Se fue el mero mero..

Ocran Odasip despertó e instintivamente buscó el fusil al lado de su cama. Hacía tiempo que no estaba allí, mas la paranoia le acompañaba desde los inicios de su carrera alimentada por la magistral tutela de Victor Alfa, extinto lugarteniente del antiguo Tomas Ezzta, quien era el mero mero de los meros meros en todo el cono sur.

Su sobresalto obedecía a una pesadilla ocasionada por una generosa mezcla de clima tropical, navegables cantidades de ron oro y un pequeño Himalaya de lo mejor de su producto, para aderezar la celebración del aterrizaje de otro cargamento exitoso.

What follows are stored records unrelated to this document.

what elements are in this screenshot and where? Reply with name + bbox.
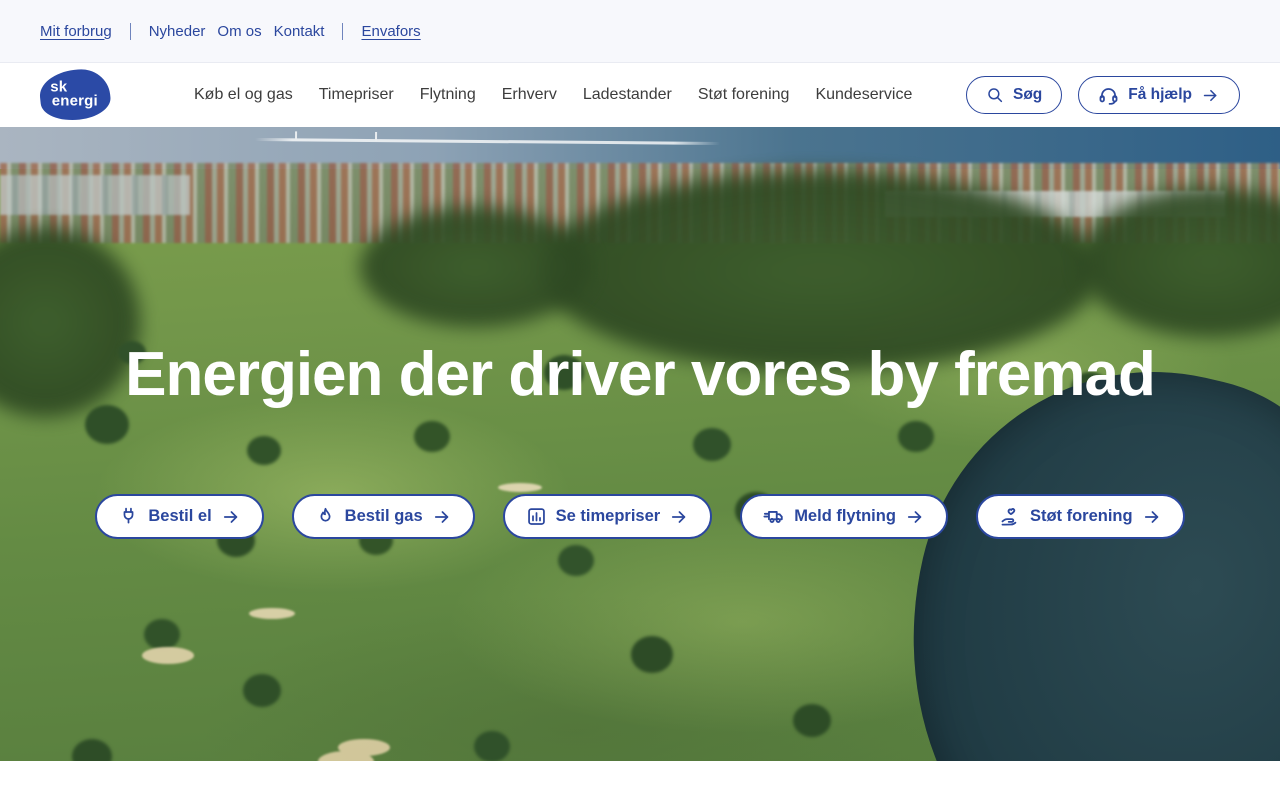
- hero-quick-actions: Bestil el Bestil gas Se timepriser Meld …: [0, 494, 1280, 539]
- logo-line2: energi: [51, 92, 98, 110]
- bestil-el-label: Bestil el: [148, 507, 212, 525]
- bottom-white-strip: [0, 761, 1280, 799]
- link-kontakt[interactable]: Kontakt: [274, 23, 325, 40]
- link-nyheder[interactable]: Nyheder: [149, 23, 206, 40]
- sk-energi-logo[interactable]: sk energi: [37, 66, 113, 124]
- get-help-button[interactable]: Få hjælp: [1078, 76, 1240, 114]
- search-button-label: Søg: [1012, 86, 1043, 103]
- arrow-right-icon: [434, 510, 448, 523]
- se-timepriser-label: Se timepriser: [555, 507, 661, 525]
- arrow-right-icon: [223, 510, 237, 523]
- arrow-right-icon: [907, 510, 922, 523]
- arrow-right-icon: [1144, 510, 1158, 523]
- hand-heart-icon: [1001, 507, 1017, 526]
- flame-icon: [320, 507, 331, 522]
- search-icon: [988, 88, 1003, 103]
- arrow-right-icon: [1203, 89, 1217, 101]
- hero-section: Energien der driver vores by fremad Best…: [0, 127, 1280, 761]
- meld-flytning-button[interactable]: Meld flytning: [740, 494, 948, 539]
- main-navbar: sk energi Køb el og gas Timepriser Flytn…: [0, 63, 1280, 127]
- nav-item-erhverv[interactable]: Erhverv: [502, 86, 557, 104]
- nav-item-kob-el-og-gas[interactable]: Køb el og gas: [194, 86, 293, 104]
- stot-forening-label: Støt forening: [1029, 507, 1133, 525]
- get-help-button-label: Få hjælp: [1128, 86, 1192, 103]
- link-envafors[interactable]: Envafors: [361, 23, 420, 40]
- bestil-el-button[interactable]: Bestil el: [95, 494, 264, 539]
- bestil-gas-button[interactable]: Bestil gas: [291, 494, 475, 539]
- sand-bunkers: [142, 647, 194, 664]
- primary-nav: Køb el og gas Timepriser Flytning Erhver…: [194, 86, 912, 104]
- link-om-os[interactable]: Om os: [217, 23, 261, 40]
- se-timepriser-button[interactable]: Se timepriser: [502, 494, 713, 539]
- nav-item-stot-forening[interactable]: Støt forening: [698, 86, 790, 104]
- forest-patch: [360, 207, 590, 327]
- utility-links: Mit forbrug Nyheder Om os Kontakt Envafo…: [40, 22, 421, 40]
- truck-icon: [763, 510, 783, 523]
- nav-item-timepriser[interactable]: Timepriser: [319, 86, 394, 104]
- nav-item-kundeservice[interactable]: Kundeservice: [815, 86, 912, 104]
- bar-chart-icon: [527, 508, 545, 525]
- hero-title: Energien der driver vores by fremad: [125, 340, 1156, 409]
- nav-item-flytning[interactable]: Flytning: [420, 86, 476, 104]
- arrow-right-icon: [672, 510, 686, 523]
- meld-flytning-label: Meld flytning: [794, 507, 896, 525]
- topbar-divider: [342, 22, 344, 40]
- hero-aerial-photo: [0, 127, 1280, 761]
- headset-icon: [1099, 87, 1118, 105]
- bestil-gas-label: Bestil gas: [344, 507, 423, 525]
- plug-icon: [123, 507, 134, 524]
- stot-forening-button[interactable]: Støt forening: [975, 494, 1185, 539]
- search-button[interactable]: Søg: [965, 76, 1063, 114]
- utility-bar: Mit forbrug Nyheder Om os Kontakt Envafo…: [0, 0, 1280, 63]
- topbar-divider: [129, 22, 131, 40]
- nav-item-ladestander[interactable]: Ladestander: [583, 86, 672, 104]
- link-mit-forbrug[interactable]: Mit forbrug: [40, 23, 112, 40]
- nav-actions: Søg Få hjælp: [965, 76, 1240, 114]
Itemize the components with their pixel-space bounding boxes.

Ocran se levantó con los movimientos de un tigre viejo, pero todavía ágil. Al acercarse al elaborado espejo en el baño de la estrambóticamente lujosa habitación, el reflejo le devolvió una revelación: justamente hoy, en el aniversario del alevoso asesinato de su mentor –pensó por un momento­– se vio a los ojos y tras las ojeras, el pelo revuelto, las gruesas cadenas de oro alrededor del cuello y su pantalón de casimir italiano: el retrato de un asesino. Mientras se afeitaba, lo comprendió todo y decidió prolongar el juego hasta donde fuera posible. Barajaba rostros cazándole frenéticos en la mente, y la hojilla retiraba la espuma de su rostro avejentado prematuramente a los 45 años. Una paranoia feroz se desató en su mente, sospechó de algunos y desconfió de todos, pero finalmente  decidió algunos cambios en la organización, mientras desayunaba en la terraza con un sol radiante. Tras beberse una taza del mejor café del mundo fue a dormir su siesta, sin imaginar que iba endulzado por su esposa, con el veneno más mortal del mundo.